Binary Decision Diagram (BDD)
We want to have a representation of circuits that is:
- Compact
- Efficient to manipulate
- Easy to compare
Boolean Functions
A Boolean function is a function $f:$ {0,1}$^k \rightarrow$ {0,1}
Note that Boolean functions are different from Boolean expressions. A Boolean function can be expressed as different Boolean expressions that are logically equivalent. Take the circuit for XOR as an example: $F(A,B) = (A + B)\cdot(\overline{A\cdot B}) = A\cdot\overline{B} + \overline{A}\cdot B$
A | B | F |
---|---|---|
0 | 0 | 0 |
0 | 1 | 1 |
1 | 0 | 1 |
1 | 1 | 0 |
Binary Decision Trees
$f(x1,x2,x3) = \bar{x_1}\bar{x_2}\bar{x_3}+x_1x_2+x_2x_3$
The size is exponential in the size of number of variables, so it is not a compact representation.
- Each nonterminal vertex v is labeled by a variable var(v) and has arcs directed toward two children:
- lo(v) (shown as a dashedline) corresponding to the case where the variable is assigned 0, and
- hi(v) (shown as a solid line) corresponding to the case where the variable is assigned 1.
- Each terminal vertex is labeled 0 or 1.
Shannon Decomposition
$f = x \cdot f_x + \bar{x} \cdot f_{\bar{x}}$
$f_x$ and $f_y$ are the resulting functions when some argument $x$ is assigned a constant value of either 0 or 1. They are called cofactors of $f$.

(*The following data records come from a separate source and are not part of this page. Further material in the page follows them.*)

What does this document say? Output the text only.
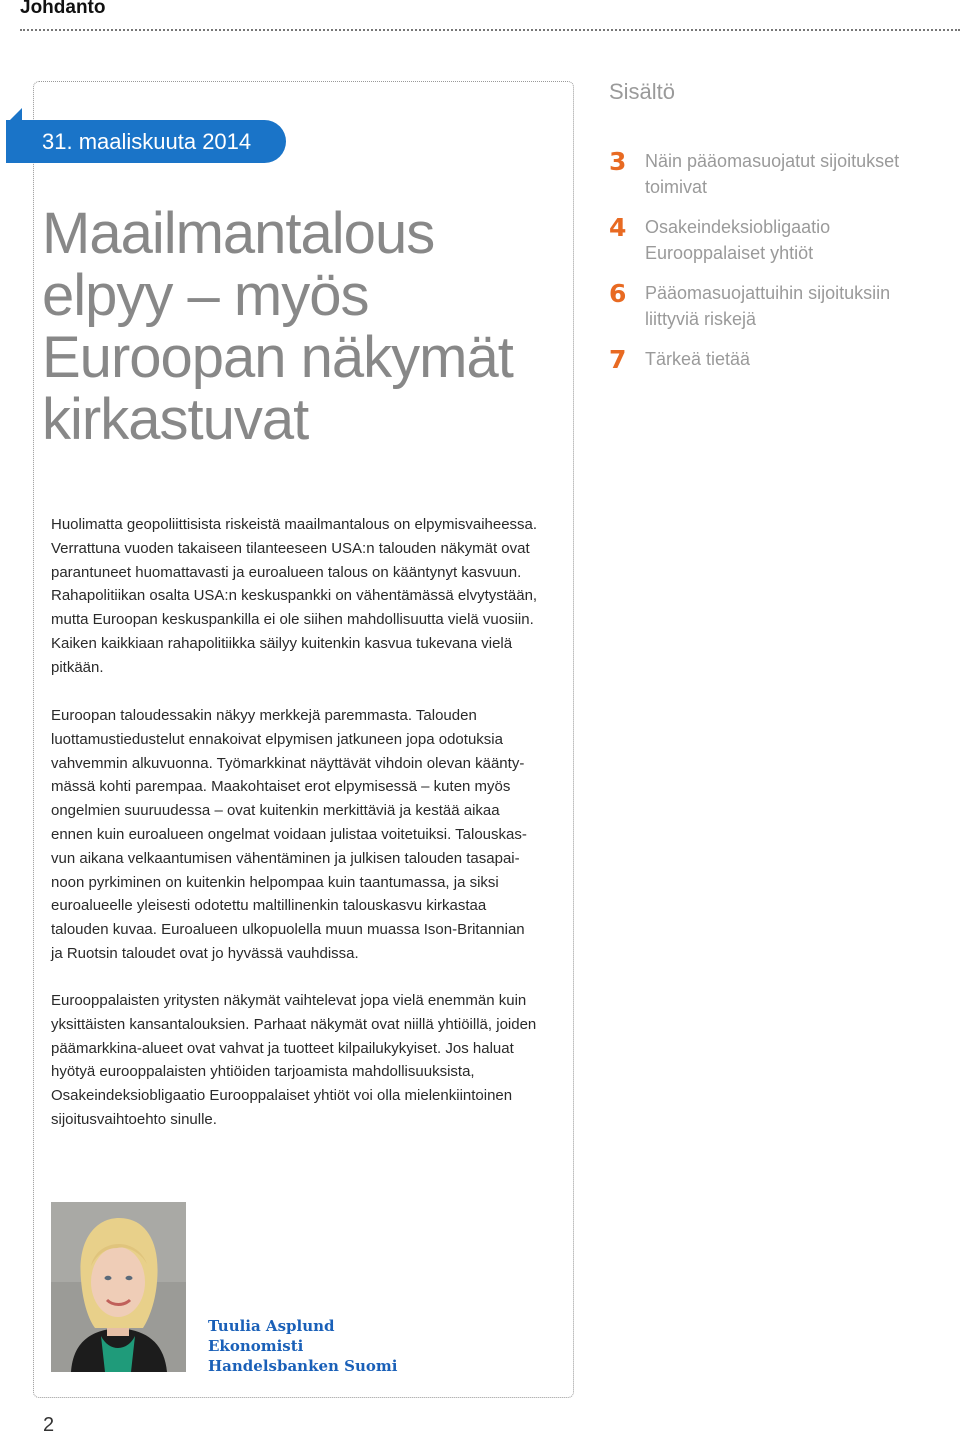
Johdanto
31. maaliskuuta 2014
Maailmantalous
elpyy – myös
Euroopan näkymät
kirkastuvat
Huolimatta geopoliittisista riskeistä maailmantalous on elpymisvaiheessa.
Verrattuna vuoden takaiseen tilanteeseen USA:n talouden näkymät ovat
parantuneet huomattavasti ja euroalueen talous on kääntynyt kasvuun.
Rahapolitiikan osalta USA:n keskuspankki on vähentämässä elvytystään,
mutta Euroopan keskuspankilla ei ole siihen mahdollisuutta vielä vuosiin.
Kaiken kaikkiaan rahapolitiikka säilyy kuitenkin kasvua tukevana vielä
pitkään.
Euroopan taloudessakin näkyy merkkejä paremmasta. Talouden
luottamustiedustelut ennakoivat elpymisen jatkuneen jopa odotuksia
vahvemmin alkuvuonna. Työmarkkinat näyttävät vihdoin olevan käänty-
mässä kohti parempaa. Maakohtaiset erot elpymisessä – kuten myös
ongelmien suuruudessa – ovat kuitenkin merkittäviä ja kestää aikaa
ennen kuin euroalueen ongelmat voidaan julistaa voitetuiksi. Talouskas-
vun aikana velkaantumisen vähentäminen ja julkisen talouden tasapai-
noon pyrkiminen on kuitenkin helpompaa kuin taantumassa, ja siksi
euroalueelle yleisesti odotettu maltillinenkin talouskasvu kirkastaa
talouden kuvaa. Euroalueen ulkopuolella muun muassa Ison-Britannian
ja Ruotsin taloudet ovat jo hyvässä vauhdissa.
Eurooppalaisten yritysten näkymät vaihtelevat jopa vielä enemmän kuin
yksittäisten kansantalouksien. Parhaat näkymät ovat niillä yhtiöillä, joiden
päämarkkina-alueet ovat vahvat ja tuotteet kilpailukykyiset. Jos haluat
hyötyä eurooppalaisten yhtiöiden tarjoamista mahdollisuuksista,
Osakeindeksiobligaatio Eurooppalaiset yhtiöt voi olla mielenkiintoinen
sijoitusvaihtoehto sinulle.
Sisältö
3 Näin pääomasuojatut sijoitukset
toimivat
4 Osakeindeksiobligaatio
Eurooppalaiset yhtiöt
6 Pääomasuojattuihin sijoituksiin
liittyviä riskejä
7 Tärkeä tietää
Tuulia Asplund
Ekonomisti
Handelsbanken Suomi
2
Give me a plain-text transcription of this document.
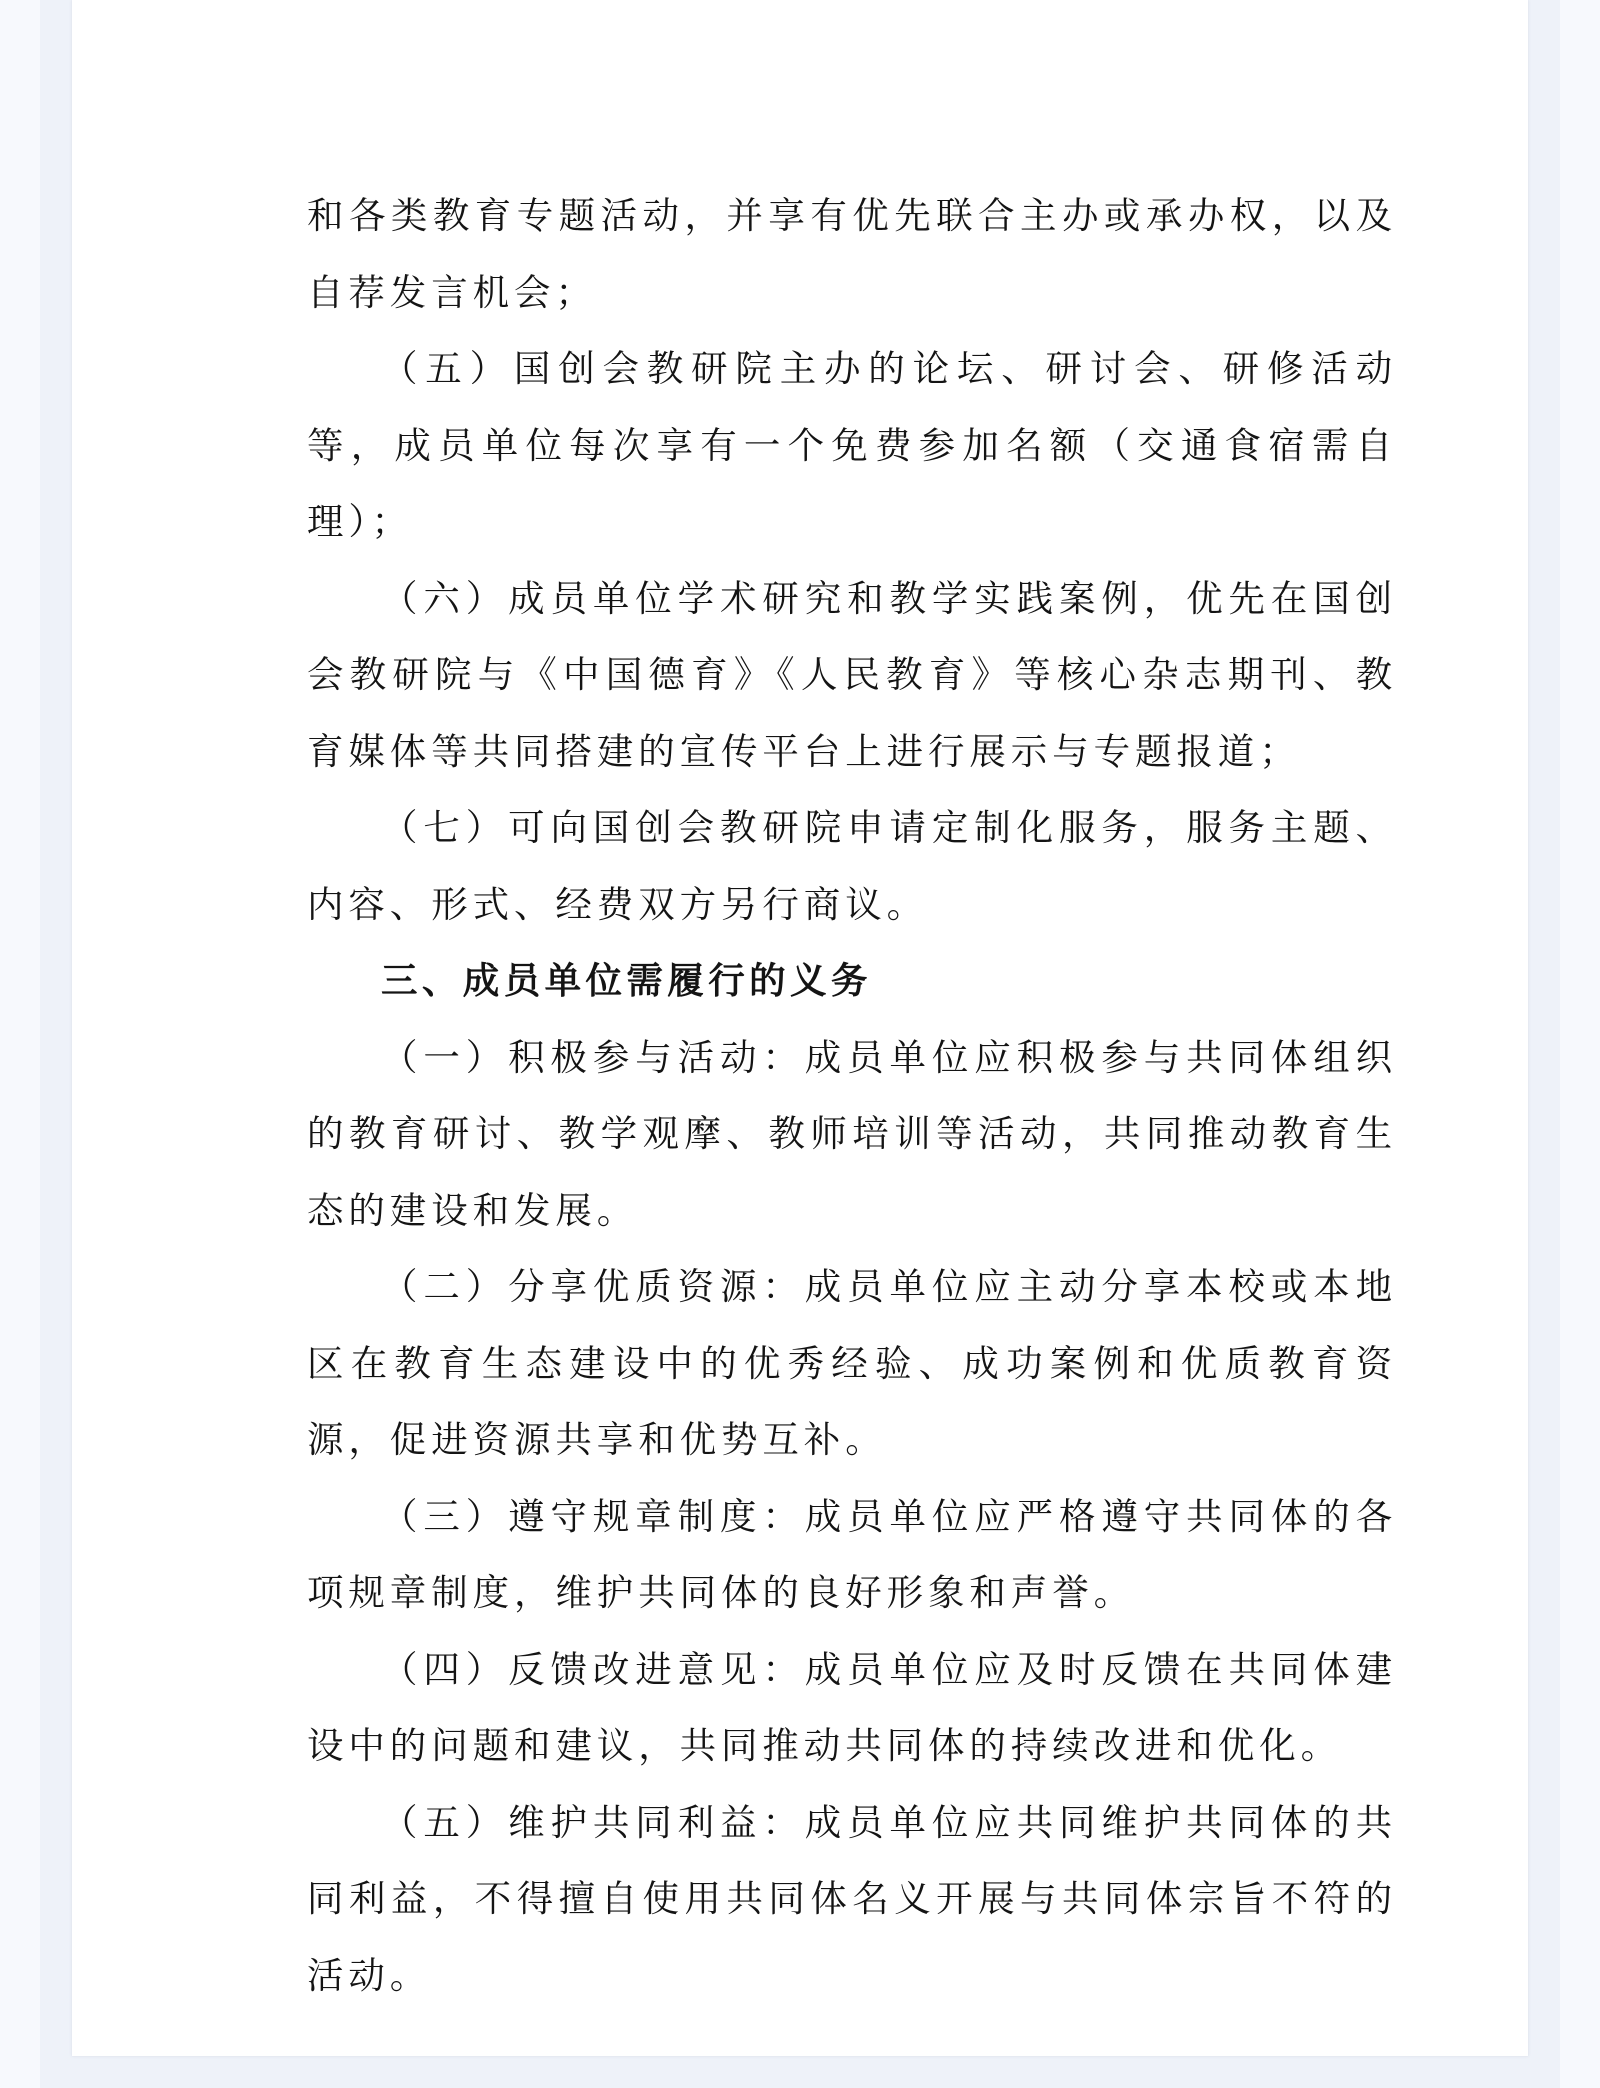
和各类教育专题活动，并享有优先联合主办或承办权，以及自荐发言机会；

（五）国创会教研院主办的论坛、研讨会、研修活动等，成员单位每次享有一个免费参加名额（交通食宿需自理）；

（六）成员单位学术研究和教学实践案例，优先在国创会教研院与《中国德育》《人民教育》等核心杂志期刊、教育媒体等共同搭建的宣传平台上进行展示与专题报道；

（七）可向国创会教研院申请定制化服务，服务主题、内容、形式、经费双方另行商议。

三、成员单位需履行的义务

（一）积极参与活动：成员单位应积极参与共同体组织的教育研讨、教学观摩、教师培训等活动，共同推动教育生态的建设和发展。

（二）分享优质资源：成员单位应主动分享本校或本地区在教育生态建设中的优秀经验、成功案例和优质教育资源，促进资源共享和优势互补。

（三）遵守规章制度：成员单位应严格遵守共同体的各项规章制度，维护共同体的良好形象和声誉。

（四）反馈改进意见：成员单位应及时反馈在共同体建设中的问题和建议，共同推动共同体的持续改进和优化。

（五）维护共同利益：成员单位应共同维护共同体的共同利益，不得擅自使用共同体名义开展与共同体宗旨不符的活动。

We can use this formula to turn a boolean function into a BDD.
ROBDD
Reduced, Ordered, Binary Decision Diagram (ROBDD), usually referred to as just BDD, discussed by Bryant (1992) in the paper Symbolic Boolean manipulation with ordered binary-decision diagrams, is an efficient data structure for representing and manipulating Boolean functions symbolically. It gives a canonical representation of a boolean function as a directed acyclic graph (DAG). Canonicity means if the order of the variables are fixed, then each boolean function has a unique representation as an ROBDD. This means we can compare boolean functions by constructing their ROBDDs and checking if they are equal by a simple pointer comparison. The technique is useful for equivalence checking two circuits (e.g. original circuit and an optimized one).
Reduction of Decision Tree to BDD
-
Remove Duplicate Terminals
Eliminate all but one terminal vertex with a given label and redirect all arcs into the eliminated vertices to the remaining one.
-
Remove Duplicate Nonterminals
If nonterminal vertices u and v have var(u) = var(v), lo(u) = lo(v), and hi(u) = hi(v), then eliminate one of the two vertices and redirect all incoming arcs to the other vertex.
-
Remove Redundant Tests
If nonterminal vertex v has lo(v) = hi(v), then eliminate v and redirectall incoming arcs to lo(v)
The BDD we get after applying the reductions for $f$.
Applications
digital system design, verification (SAT solving), and testing
Encoding Sets
Encoding Relations
CUDD
CUDD is a C++ package to manipulate BDDs.